As I am always drawn, it seems, to writing about the coincidences between my random thoughts such as, “Where am I on life’s journey?” and God’s insertion of Himself into that thought process, I must share this reading from my daily devotional chosen from the very same day on which I began to write this post:
As you look at the day before you, you see a twisted, complicated path with branches going off in all directions. You wonder how you can possibly find your way through that maze. Then you remember the One who is with you always, holding you by your right hand. You recall My promise to guide you with My counsel, and begin to relax. As you look again at the path ahead, you notice that a peaceful fog has settled over it, obscuring your view. You can see only a few steps in front of you, so you turn your attention more fully to Me and begin to enjoy My Presence.
The fog is a protection for you, calling you back into the present moment. Although I inhabit all of space and time you can communicate with Me only here and now. Someday the fog will no longer be necessary, for you will have learned to keep your focus on Me and on the path just ahead of you. from Jesus Calling
Even so, I stayed in your Presence, you grasped me by the right hand, you will guide me with advice and will draw me in the wake of your glory. Psalm 73: 23-24
Upon further reflection of the above meditation, I believe that I should apply the wisdom of our Arthur Murray dance instructor from years ago who had this perfect take on Crick and me…….. having spent some time observing our respective dance styles, he said quietly to me, “You are always trying to lead!” and to Crick he said, “You never move from your spot!” I vow to strive for more patience and to let God lead me on whatever path my next journey takes!!!!! :)
A few final TBT thoughts:
Note to nieces and nephews……it is now three years later and I am still waking up, “putting two feet on the floor” and while I still do not know where those two feet are supposed to take me, Mary always, always, always seems to find something to do!!
And, as I approach Thanksgiving with a heart overflowing with God’s many blessings, I think of Crick and how he used to gently admonish me with his glass half-full philosophy and how often I would silently rail against it.

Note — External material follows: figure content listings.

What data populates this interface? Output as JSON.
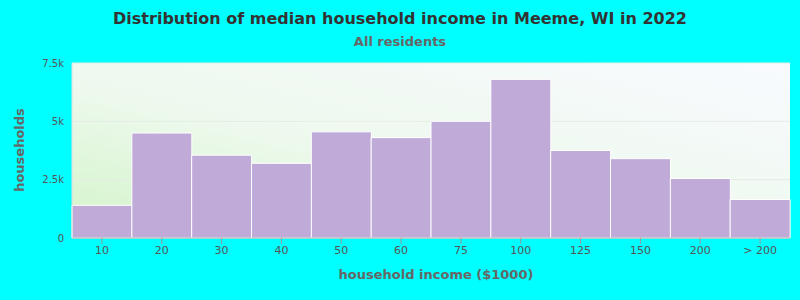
{
  "chart_data": {
    "type": "bar",
    "title": "Distribution of median household income in Meeme, WI in 2022",
    "subtitle": "All residents",
    "x_label": "household income ($1000)",
    "y_label": "households",
    "categories": [
      "10",
      "20",
      "30",
      "40",
      "50",
      "60",
      "75",
      "100",
      "125",
      "150",
      "200",
      "> 200"
    ],
    "values": [
      1400,
      4500,
      3550,
      3200,
      4550,
      4300,
      5000,
      6800,
      3750,
      3400,
      2550,
      1650
    ],
    "color": "#c0aad8",
    "ylim": [
      0,
      7500
    ],
    "yticks": [
      0,
      {
        "value": 2500,
        "label": "2.5k"
      },
      {
        "value": 5000,
        "label": "5k"
      },
      {
        "value": 7500,
        "label": "7.5k"
      }
    ],
    "grid": true
  }
}
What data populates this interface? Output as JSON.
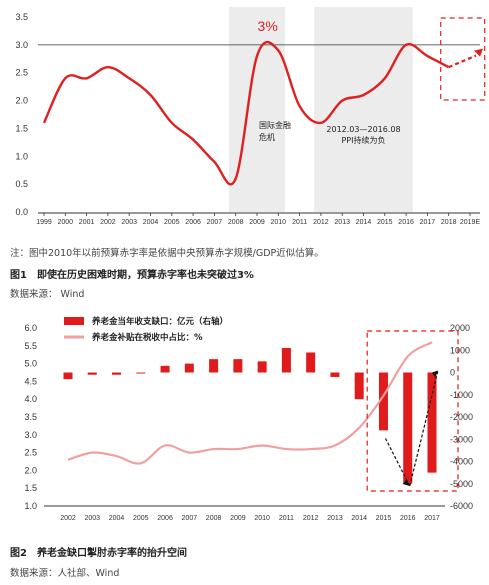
{
  "chart_data": [
    {
      "type": "line",
      "x": [
        "1999",
        "2000",
        "2001",
        "2002",
        "2003",
        "2004",
        "2005",
        "2006",
        "2007",
        "2008",
        "2009",
        "2010",
        "2011",
        "2012",
        "2013",
        "2014",
        "2015",
        "2016",
        "2017",
        "2018",
        "2019E"
      ],
      "series": [
        {
          "values": [
            1.6,
            2.4,
            2.4,
            2.6,
            2.4,
            2.1,
            1.6,
            1.3,
            0.9,
            0.6,
            2.8,
            2.9,
            1.9,
            1.6,
            2.0,
            2.1,
            2.4,
            3.0,
            2.8,
            2.6,
            2.7
          ]
        }
      ],
      "ylim": [
        0,
        3.5
      ],
      "yticks": [
        "0.0",
        "0.5",
        "1.0",
        "1.5",
        "2.0",
        "2.5",
        "3.0",
        "3.5"
      ],
      "reference_line": {
        "y": 3.0,
        "label": "3%"
      },
      "shaded_periods": [
        {
          "from": "2008",
          "to": "2010",
          "label": "国际金融危机"
        },
        {
          "from": "2012",
          "to": "2016",
          "label": "2012.03—2016.08 PPI持续为负"
        }
      ],
      "note": "注：图中2010年以前预算赤字率是依据中央预算赤字规模/GDP近似估算。",
      "caption": "图1　即使在历史困难时期，预算赤字率也未突破过3%",
      "source": "数据来源：  Wind",
      "color": "#e02020"
    },
    {
      "type": "bar+line",
      "categories": [
        "2002",
        "2003",
        "2004",
        "2005",
        "2006",
        "2007",
        "2008",
        "2009",
        "2010",
        "2011",
        "2012",
        "2013",
        "2014",
        "2015",
        "2016",
        "2017"
      ],
      "series": [
        {
          "name": "养老金当年收支缺口：亿元（右轴）",
          "type": "bar",
          "axis": "right",
          "values": [
            -300,
            -100,
            -100,
            0,
            300,
            400,
            600,
            600,
            500,
            1100,
            900,
            -200,
            -1200,
            -2600,
            -5000,
            -4500
          ]
        },
        {
          "name": "养老金补贴在税收中占比：%",
          "type": "line",
          "axis": "left",
          "values": [
            2.3,
            2.5,
            2.4,
            2.2,
            2.7,
            2.5,
            2.6,
            2.6,
            2.7,
            2.6,
            2.6,
            2.7,
            3.2,
            4.1,
            5.2,
            5.6
          ]
        }
      ],
      "ylim_left": [
        1.0,
        6.0
      ],
      "yticks_left": [
        "1.0",
        "1.5",
        "2.0",
        "2.5",
        "3.0",
        "3.5",
        "4.0",
        "4.5",
        "5.0",
        "5.5",
        "6.0"
      ],
      "ylim_right": [
        -6000,
        2000
      ],
      "yticks_right": [
        "2000",
        "1000",
        "0",
        "-1000",
        "-2000",
        "-3000",
        "-4000",
        "-5000",
        "-6000"
      ],
      "caption": "图2　养老金缺口掣肘赤字率的抬升空间",
      "source": "数据来源：人社部、Wind",
      "bar_color": "#e01b1b",
      "line_color": "#f0a0a0"
    }
  ]
}
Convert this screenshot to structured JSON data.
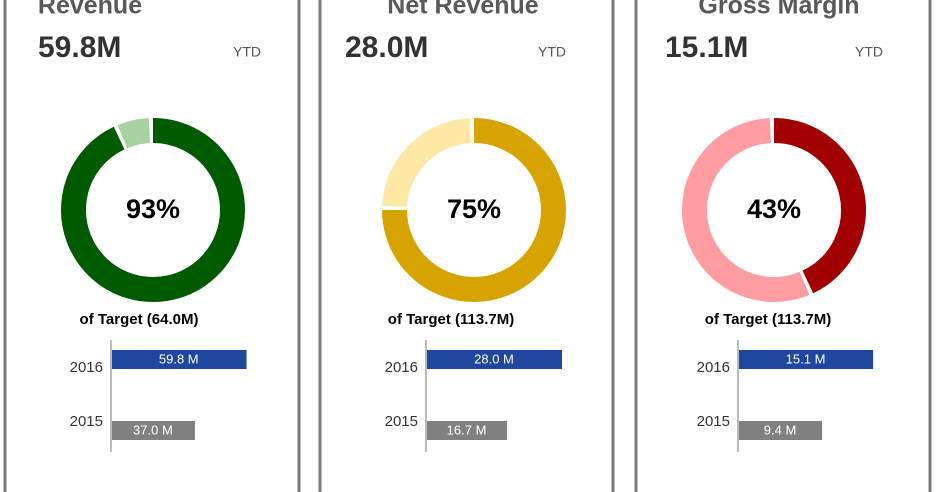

Sometimes, in my stubborn mind, life just didn’t seem fair or just. Over many years, I have learned how ironic life is…..”it takes sadness to know what happiness is, noise to appreciate silence and absence to value presence”. Each challenge, obstacle and sorrow in my life has strengthened and empowered me to live more as Crick did…….wanting less, worrying less…..leaving me free to love more and to be at peace. (my apologies to Crick for being such a slow learner!! LOL)
Happy Thanksgiving and may your day be full of “all things bright and beautiful“!!!!!